Business Times 3 Dec 07;
DHAKA - A CYCLONE that killed thousands of people in Bangladesh has destroyed at least 800,000 tonnes of rice in the fields.
This exacerbates a food shortage that the government was already grappling with, a government adviser said.
Cyclone Sidr last month wiped out 553,000ha of crops, causing losses totalling about 20 billion taka (S$420 million), said Mr C. S. Karim, agriculture adviser to Bangladesh's army-backed interim government.
'In the present situation, the country would need to import a total of 1.9 million tonnes of rice,' he added.
Meanwhile, New Delhi will allow Bangladesh to import half a million tonnes of rice from India, a visiting Indian minister said on Saturday, easing an export ban on the staple food.
The announcement by Indian Foreign Minister Pranab Mukherjee came after neighbouring Bangladesh appealed for international help earlier in the week to prevent a food crisis in the impoverished nation following the Nov 15 storm.
Mr Mukherjee, who was on a one-day tour of cyclone-hit areas, said the 'magnitude of the natural calamity' prompted India to remove the ban on rice exports to Bangladesh.
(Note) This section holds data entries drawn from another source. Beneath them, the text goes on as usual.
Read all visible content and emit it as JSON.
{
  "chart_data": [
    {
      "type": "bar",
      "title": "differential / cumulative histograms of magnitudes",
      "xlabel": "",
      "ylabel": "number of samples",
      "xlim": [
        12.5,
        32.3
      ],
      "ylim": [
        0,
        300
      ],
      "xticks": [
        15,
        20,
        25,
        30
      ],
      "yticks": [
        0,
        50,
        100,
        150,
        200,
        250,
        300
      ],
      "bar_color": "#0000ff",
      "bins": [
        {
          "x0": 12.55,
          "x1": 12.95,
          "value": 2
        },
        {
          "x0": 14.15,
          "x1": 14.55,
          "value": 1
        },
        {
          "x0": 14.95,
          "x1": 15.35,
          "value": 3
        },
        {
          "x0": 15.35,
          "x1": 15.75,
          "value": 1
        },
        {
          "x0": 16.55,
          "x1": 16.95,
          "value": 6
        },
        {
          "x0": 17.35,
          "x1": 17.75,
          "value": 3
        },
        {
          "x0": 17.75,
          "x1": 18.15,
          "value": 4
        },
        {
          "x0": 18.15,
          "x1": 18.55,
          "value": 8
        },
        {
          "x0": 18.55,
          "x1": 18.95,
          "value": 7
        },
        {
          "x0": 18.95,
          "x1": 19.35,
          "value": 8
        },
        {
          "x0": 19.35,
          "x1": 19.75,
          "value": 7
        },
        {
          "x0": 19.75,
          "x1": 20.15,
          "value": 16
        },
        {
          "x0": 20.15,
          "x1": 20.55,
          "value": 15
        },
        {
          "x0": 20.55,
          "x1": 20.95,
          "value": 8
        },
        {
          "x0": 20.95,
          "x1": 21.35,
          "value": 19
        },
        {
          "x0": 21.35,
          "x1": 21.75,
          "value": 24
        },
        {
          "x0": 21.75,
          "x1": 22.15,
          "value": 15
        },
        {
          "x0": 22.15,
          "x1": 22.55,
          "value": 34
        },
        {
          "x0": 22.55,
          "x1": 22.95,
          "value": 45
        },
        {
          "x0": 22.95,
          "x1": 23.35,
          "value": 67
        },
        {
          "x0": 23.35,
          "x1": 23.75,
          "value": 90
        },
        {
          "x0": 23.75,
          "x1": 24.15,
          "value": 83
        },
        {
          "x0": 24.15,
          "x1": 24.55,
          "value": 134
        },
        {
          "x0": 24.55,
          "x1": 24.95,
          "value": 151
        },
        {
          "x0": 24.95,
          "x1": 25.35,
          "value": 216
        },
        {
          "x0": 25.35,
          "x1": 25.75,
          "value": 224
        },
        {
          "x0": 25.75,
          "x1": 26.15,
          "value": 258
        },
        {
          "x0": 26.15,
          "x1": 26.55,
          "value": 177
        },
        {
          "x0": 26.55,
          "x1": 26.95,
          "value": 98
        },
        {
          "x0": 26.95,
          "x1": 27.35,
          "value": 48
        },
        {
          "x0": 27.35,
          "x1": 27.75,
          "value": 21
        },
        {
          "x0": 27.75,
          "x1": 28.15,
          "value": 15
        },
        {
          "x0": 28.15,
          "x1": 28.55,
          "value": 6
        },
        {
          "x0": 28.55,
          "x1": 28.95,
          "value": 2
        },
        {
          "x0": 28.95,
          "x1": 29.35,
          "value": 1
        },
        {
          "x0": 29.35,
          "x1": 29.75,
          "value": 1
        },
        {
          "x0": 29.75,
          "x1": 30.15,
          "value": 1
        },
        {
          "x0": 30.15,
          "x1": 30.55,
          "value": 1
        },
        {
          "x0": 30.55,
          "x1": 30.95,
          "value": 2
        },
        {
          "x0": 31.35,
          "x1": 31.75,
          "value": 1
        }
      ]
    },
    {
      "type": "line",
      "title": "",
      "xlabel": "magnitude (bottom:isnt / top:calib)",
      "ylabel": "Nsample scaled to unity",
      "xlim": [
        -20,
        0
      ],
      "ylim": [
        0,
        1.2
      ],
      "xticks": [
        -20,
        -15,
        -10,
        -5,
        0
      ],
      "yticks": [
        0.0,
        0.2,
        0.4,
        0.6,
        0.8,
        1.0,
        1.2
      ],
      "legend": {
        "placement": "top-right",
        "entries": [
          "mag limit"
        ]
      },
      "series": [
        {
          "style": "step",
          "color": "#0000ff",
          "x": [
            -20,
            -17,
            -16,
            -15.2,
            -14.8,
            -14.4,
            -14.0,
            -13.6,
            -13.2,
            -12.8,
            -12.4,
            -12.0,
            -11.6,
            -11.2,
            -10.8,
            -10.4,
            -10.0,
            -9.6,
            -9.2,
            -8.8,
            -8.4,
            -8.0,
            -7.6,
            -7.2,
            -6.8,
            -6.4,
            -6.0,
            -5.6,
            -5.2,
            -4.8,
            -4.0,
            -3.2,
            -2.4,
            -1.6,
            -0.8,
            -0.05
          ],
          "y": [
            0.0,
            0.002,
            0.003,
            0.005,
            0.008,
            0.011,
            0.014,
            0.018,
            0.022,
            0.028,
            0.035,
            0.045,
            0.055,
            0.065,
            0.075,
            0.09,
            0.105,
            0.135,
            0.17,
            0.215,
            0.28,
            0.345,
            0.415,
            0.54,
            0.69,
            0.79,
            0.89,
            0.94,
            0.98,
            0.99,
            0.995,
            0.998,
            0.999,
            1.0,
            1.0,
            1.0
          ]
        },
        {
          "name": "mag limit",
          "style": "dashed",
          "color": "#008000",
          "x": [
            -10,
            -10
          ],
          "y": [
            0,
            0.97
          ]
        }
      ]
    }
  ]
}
India, the world's third largest rice exporter, clamped a ban on rice exports two months ago in a bid to reduce soaring domestic prices of the food staple that were causing anger among consumers.
Cyclone Sidr, the strongest since 1991 when another storm killed around 143,000 people along Bangladesh's coasts, came close on the heels of devastating floods from July to September that killed more than 1,000 people and washed away about 1 million tonnes of rice.
Mr Karim said the country would also need to import two million tonnes of wheat to meet the food shortfall.